Questa che, nel contesto della legge, viene definita come "resa giudiziale del conto", trova poi nel Regolamento di procedura gli strumenti di effettuazione costituiti dall'obbligo di deposito dei conti, spontaneamente adempiuto, ovvero, in caso di omissione, soggetto a formale richiesta della Corte, in relazione all'art. 27 di detto Regolamento (citato nell'ordinanza de qua) e in dipendenza del generale potere istruttorio di acquisizione di atti e documenti necessari (art. 14).
Sovrasta su tutto e ne giustifica il modus procedendi il concetto di una competenza generale della Corte dei conti in materia di contabilità pubblica, atta a garantire in forma giurisdizionale, l'interesse oggettivo alla regolarità di gestioni finanziarie e patrimoniali degli enti pubblici, come questa Corte ha riconosciuto particolarmente nella già citata sentenza n. 69 del 1971 e come riconosciuto anche dalla giurisprudenza adeguatrice delle Sezioni unite della Corte di cassazione.
Con ciò non va esclusa la possibilità di una maggiore perfettibilità del sistema, onde favorire l'immediatezza di cognizione e di esame, da parte dell'organo giusdicente, mediante l'istituzione di sezioni regionali della Corte dei conti come già delineato in un disegno di legge governativo. Il principio informatore del sistema resta, comunque, confermato con la prospettiva di una sua più pratica attuazione.

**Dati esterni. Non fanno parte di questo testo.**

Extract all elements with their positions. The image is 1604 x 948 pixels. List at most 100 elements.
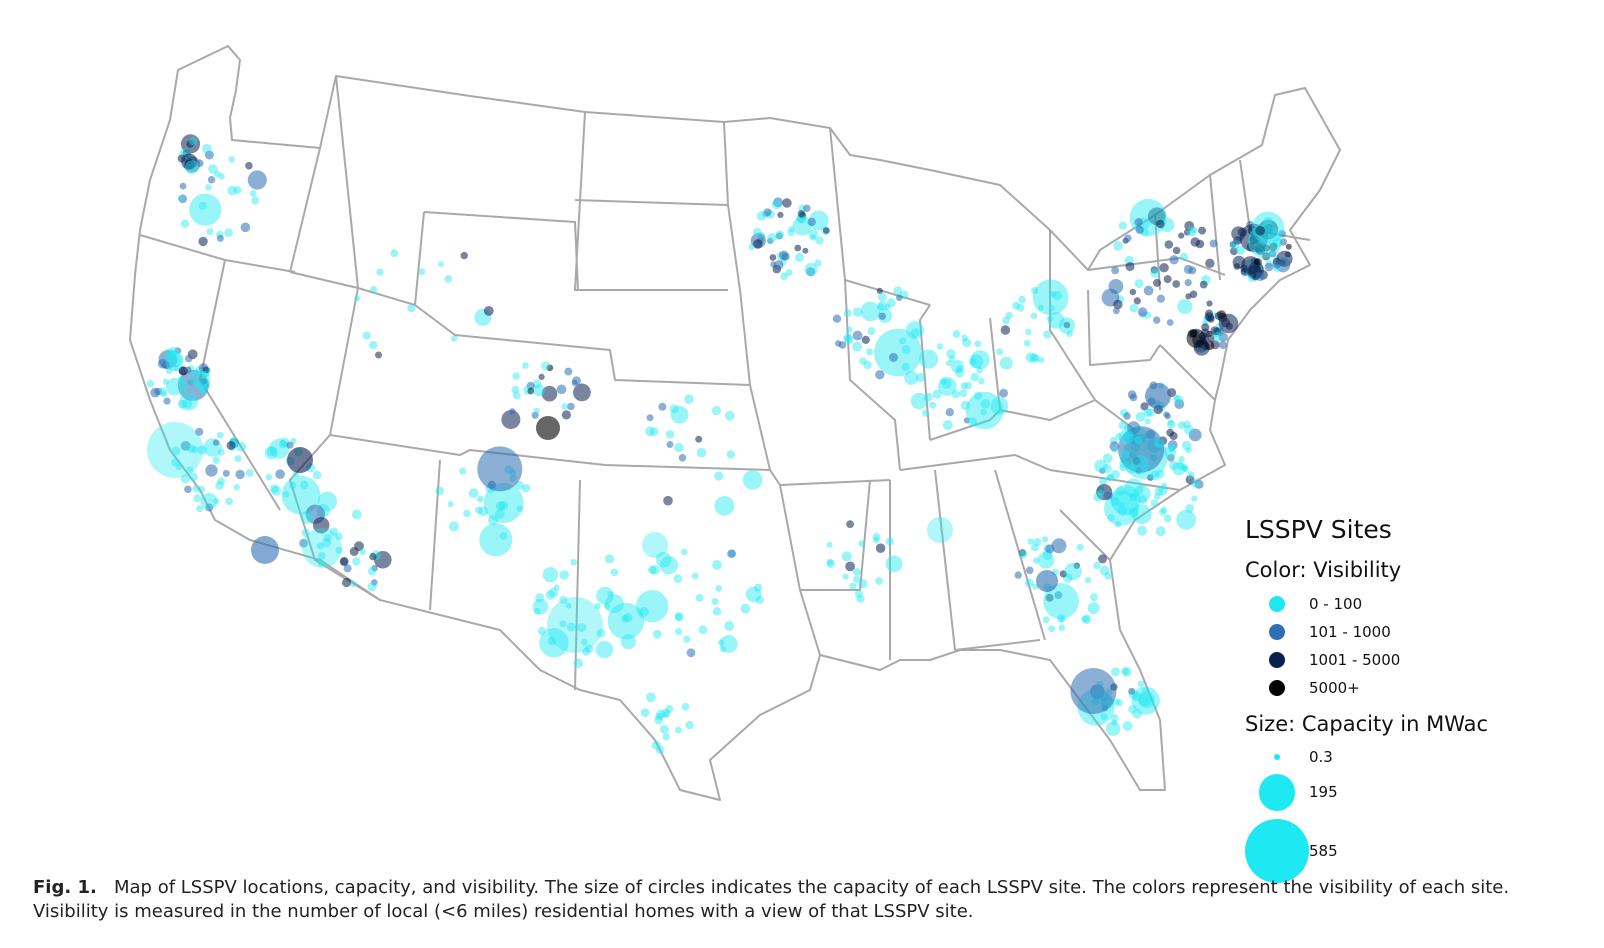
site-marker xyxy=(646,692,656,703)
site-marker xyxy=(1147,474,1154,481)
site-marker xyxy=(724,621,735,631)
site-marker xyxy=(270,484,279,493)
site-marker xyxy=(1125,262,1135,272)
site-marker xyxy=(1113,241,1123,251)
site-marker xyxy=(1178,232,1185,239)
site-marker xyxy=(683,635,691,643)
site-marker xyxy=(878,292,887,302)
site-marker xyxy=(1031,543,1039,552)
site-marker xyxy=(846,520,854,529)
site-marker xyxy=(832,314,842,323)
site-marker xyxy=(1185,293,1192,300)
site-marker xyxy=(1182,440,1192,451)
legend-color-label: 1001 - 5000 xyxy=(1309,651,1401,669)
site-marker xyxy=(804,262,818,277)
site-marker xyxy=(174,347,182,355)
site-marker xyxy=(1115,433,1123,441)
site-marker xyxy=(1153,316,1161,324)
site-marker xyxy=(826,559,835,569)
site-marker xyxy=(1185,475,1195,485)
site-marker xyxy=(1110,496,1120,506)
site-marker xyxy=(1184,221,1195,231)
site-marker xyxy=(1113,299,1123,310)
site-marker xyxy=(823,227,830,234)
site-marker xyxy=(182,398,193,409)
site-marker xyxy=(806,267,816,277)
site-marker xyxy=(1129,303,1139,313)
site-marker xyxy=(1230,247,1238,256)
site-marker xyxy=(1099,477,1108,486)
legend-color-swatch xyxy=(1269,624,1285,640)
site-marker xyxy=(754,583,763,592)
legend-size-swatch xyxy=(1274,754,1280,760)
site-marker xyxy=(1031,287,1039,295)
site-marker xyxy=(910,392,928,410)
site-marker xyxy=(323,533,332,543)
site-marker xyxy=(342,577,352,588)
site-marker xyxy=(652,629,662,639)
site-marker xyxy=(1174,399,1185,409)
site-marker xyxy=(1184,279,1192,287)
site-marker xyxy=(826,541,833,548)
site-marker xyxy=(636,590,669,623)
site-marker xyxy=(1164,413,1171,420)
site-marker xyxy=(1191,495,1198,502)
site-marker xyxy=(969,358,977,366)
site-marker xyxy=(639,607,649,617)
site-marker xyxy=(712,607,722,616)
site-marker xyxy=(660,725,669,734)
site-marker xyxy=(235,469,245,480)
site-marker xyxy=(202,143,212,154)
site-marker xyxy=(621,615,629,623)
site-marker xyxy=(269,438,290,459)
lsspv-map-figure: LSSPV Sites Color: Visibility 0 - 100 101… xyxy=(129,45,1489,883)
legend-size-label: 585 xyxy=(1309,841,1338,860)
site-marker xyxy=(594,603,601,610)
state-lines xyxy=(139,75,1311,691)
site-marker xyxy=(807,217,816,227)
site-marker xyxy=(1163,514,1172,523)
legend-size-heading: Size: Capacity in MWac xyxy=(1245,712,1489,736)
site-marker xyxy=(173,365,180,372)
site-marker xyxy=(559,570,570,580)
site-marker xyxy=(1135,411,1146,422)
site-marker xyxy=(1186,226,1197,237)
site-marker xyxy=(860,301,881,322)
site-marker xyxy=(278,440,288,449)
site-marker xyxy=(1047,312,1065,329)
site-marker xyxy=(1066,330,1074,337)
site-marker xyxy=(929,401,937,409)
site-marker xyxy=(1138,495,1148,504)
site-marker xyxy=(390,249,399,258)
site-marker xyxy=(855,590,863,598)
site-marker xyxy=(459,467,467,475)
legend-color-swatch xyxy=(1269,596,1285,612)
site-marker xyxy=(942,420,953,430)
site-marker xyxy=(1264,262,1274,272)
site-marker xyxy=(884,303,891,310)
site-marker xyxy=(1037,304,1044,311)
site-marker xyxy=(927,517,953,543)
site-marker xyxy=(867,327,876,336)
site-marker xyxy=(233,186,242,195)
site-marker xyxy=(1198,226,1207,235)
site-marker xyxy=(604,554,615,564)
site-marker xyxy=(521,483,531,493)
site-marker xyxy=(584,644,594,654)
site-marker xyxy=(1119,449,1130,460)
site-marker xyxy=(967,417,978,427)
site-marker xyxy=(662,711,670,718)
site-marker xyxy=(201,370,208,378)
site-marker xyxy=(1093,492,1103,502)
site-marker xyxy=(146,380,154,388)
site-marker xyxy=(802,247,809,254)
legend-size-items: 0.3 195 585 xyxy=(1245,744,1545,887)
site-marker xyxy=(946,349,956,359)
site-marker xyxy=(990,397,1009,415)
site-marker xyxy=(335,546,343,554)
site-marker xyxy=(1084,577,1092,584)
site-marker xyxy=(234,455,242,463)
site-marker xyxy=(1263,216,1273,227)
site-marker xyxy=(1285,243,1292,250)
site-marker xyxy=(418,268,426,276)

7. - Da ultimo, la difesa della Regione prospetta nella "memoria" aggiunta un nuovo argomento, basato sulla distinzione tra i rendiconti generali degli enti ed i rapporti contabili tra agenti ed enti: a differenza dei secondi, soltanto i primi, assimilabili alla situazione in esame, darebbero luogo ad un controllo amministrativo, sia pure rivestito da forme giurisdizionali, come nell'ipotesi tipica della parificazione del rendiconto generale dello Stato.

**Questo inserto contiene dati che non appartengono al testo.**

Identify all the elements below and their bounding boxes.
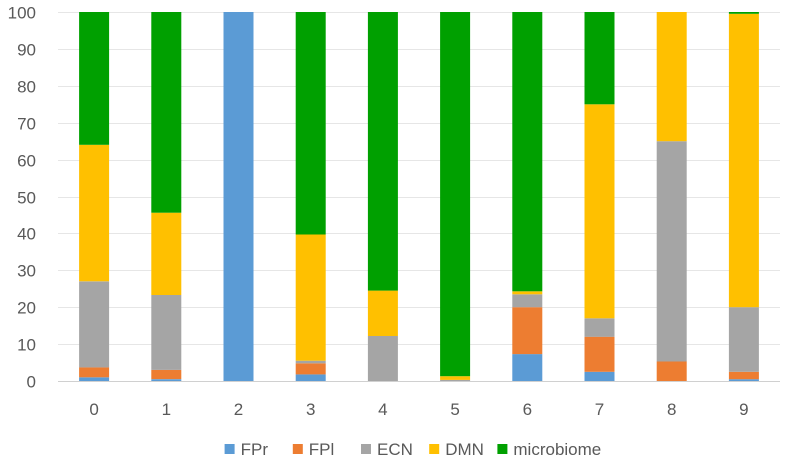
- x-tick-label-7: 7: [595, 400, 604, 419]
- bar-microbiome-3: [295, 12, 326, 235]
- bar-DMN-1: [151, 212, 182, 295]
- x-tick-label-4: 4: [378, 400, 387, 419]
- bars: [79, 12, 759, 381]
- x-tick-label-8: 8: [667, 400, 676, 419]
- legend-label-FPl: FPl: [309, 440, 335, 459]
- y-axis: 0 10 20 30 40 50 60 70 80 90 100: [8, 4, 36, 392]
- bar-microbiome-1: [151, 12, 182, 213]
- bar-FPl-3: [295, 363, 326, 375]
- bar-microbiome-7: [584, 12, 615, 105]
- legend-label-FPr: FPr: [241, 440, 269, 459]
- bar-ECN-1: [151, 295, 182, 370]
- bar-FPl-9: [728, 371, 759, 380]
- bar-FPr-3: [295, 374, 326, 381]
- bar-DMN-4: [367, 290, 398, 336]
- bar-FPr-7: [584, 371, 615, 381]
- bar-FPl-8: [656, 361, 687, 381]
- bar-FPr-9: [728, 379, 759, 381]
- bar-ECN-3: [295, 360, 326, 364]
- legend-label-ECN: ECN: [377, 440, 413, 459]
- bar-DMN-0: [79, 144, 110, 282]
- legend-swatch-FPr: [224, 444, 235, 454]
- bar-ECN-7: [584, 318, 615, 337]
- y-tick-label-70: 70: [17, 115, 36, 134]
- legend-swatch-ECN: [361, 444, 371, 454]
- bar-DMN-9: [728, 13, 759, 308]
- bar-ECN-5: [440, 379, 471, 381]
- y-tick-label-10: 10: [17, 336, 36, 355]
- legend-label-DMN: DMN: [445, 440, 484, 459]
- bar-FPl-0: [79, 367, 110, 378]
- y-tick-label-0: 0: [27, 373, 36, 392]
- x-tick-label-3: 3: [306, 400, 315, 419]
- y-tick-label-80: 80: [17, 78, 36, 97]
- bar-FPr-6: [512, 354, 543, 381]
- bar-microbiome-5: [440, 12, 471, 377]
- bar-FPr-1: [151, 379, 182, 381]
- y-tick-label-40: 40: [17, 225, 36, 244]
- legend-label-microbiome: microbiome: [513, 440, 601, 459]
- y-tick-label-100: 100: [8, 4, 36, 23]
- bar-ECN-4: [367, 336, 398, 381]
- legend-swatch-microbiome: [497, 444, 508, 454]
- y-tick-label-30: 30: [17, 262, 36, 281]
- bar-DMN-6: [512, 291, 543, 295]
- bar-FPl-1: [151, 369, 182, 380]
- bar-microbiome-4: [367, 12, 398, 291]
- x-axis: 0 1 2 3 4 5 6 7 8 9: [89, 400, 748, 419]
- y-tick-label-90: 90: [17, 41, 36, 60]
- x-tick-label-0: 0: [89, 400, 98, 419]
- bar-DMN-5: [440, 376, 471, 380]
- bar-microbiome-9: [728, 12, 759, 14]
- y-tick-label-50: 50: [17, 189, 36, 208]
- bar-DMN-8: [656, 12, 687, 142]
- bar-FPr-0: [79, 377, 110, 381]
- bar-DMN-7: [584, 104, 615, 319]
- bar-DMN-3: [295, 234, 326, 361]
- bar-microbiome-6: [512, 12, 543, 292]
- legend: FPr FPl ECN DMN microbiome: [224, 440, 601, 459]
- bar-microbiome-0: [79, 12, 110, 145]
- y-tick-label-60: 60: [17, 152, 36, 171]
- bar-FPl-6: [512, 307, 543, 355]
- bar-ECN-6: [512, 294, 543, 308]
- bar-FPl-7: [584, 336, 615, 372]
- bar-ECN-0: [79, 281, 110, 368]
- x-tick-label-1: 1: [162, 400, 171, 419]
- x-tick-label-2: 2: [234, 400, 243, 419]
- bar-ECN-9: [728, 307, 759, 372]
- y-tick-label-20: 20: [17, 299, 36, 318]
- x-tick-label-6: 6: [523, 400, 532, 419]
- x-tick-label-9: 9: [739, 400, 748, 419]
- x-tick-label-5: 5: [450, 400, 459, 419]
- bar-FPr-2: [223, 12, 254, 381]
- bar-ECN-8: [656, 141, 687, 362]
- legend-swatch-DMN: [429, 444, 440, 454]
- legend-swatch-FPl: [292, 444, 303, 454]
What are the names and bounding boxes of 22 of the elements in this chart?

L'argomento non é esatto ed altera i termini della questione. É la stessa normativa sulla Corte dei conti (t.u. n. 1214 del 1934, art. 13) che precisa e distingue, in senso opposto alla prospettazione della difesa. Tra i compiti assegnati alla Corte sono considerati distintamente, da un lato la parificazione del rendiconto generale consuntivo dell'amministrazione dello Stato e quelli delle aziende a gestione autonoma soggette a riscontro, prima che siano presentati al Parlamento e, dall'altro lato "il giudizio sui conti che debbono rendere tutti coloro che hanno maneggio di danaro o di valori dello Stato e di altre pubbliche amministrazioni ". Nel caso in esame, si tratta, senza dubbio, della seconda ipotesi, regolata da premesse e conseguenze non confondibili con la prima.
PER QUESTI MOTIVI
LA CORTE COSTITUZIONALE
dichiara che spetta alla Corte dei conti la competenza ad ordinare al Presidente della Giunta provinciale di Trieste di depositare i conti consuntivi e gli atti relativi ai conti consuntivi della Provincia di Trieste, resi dal Tesoriere provinciale per gli esercizi 1970 e precedenti.
Così deciso in Roma, nella sede della Corte costituzionale, Palazzo della Consulta, il 16 maggio 1973.
Francesco PAOLO BONIFACIO – Giuseppe VERZÌ – Giovanni BATTISTA BENEDETTI – Luigi OGGIONI – Angelo DE MARCO - Ercole ROCCHETTI - Enzo CAPALOZZA – Vincenzo MICHELE TRIMARCHI - Vezio CRISAFULLI – Nicola REALE – Paolo ROSSI – Leonetto AMADEI - Giulio GIONFRIDA. – Edoardo VOLTERRA – Guido ASTUTI
Arduino SALUSTRI - Cancelliere
Depositata in cancelleria il 23 maggio 1973.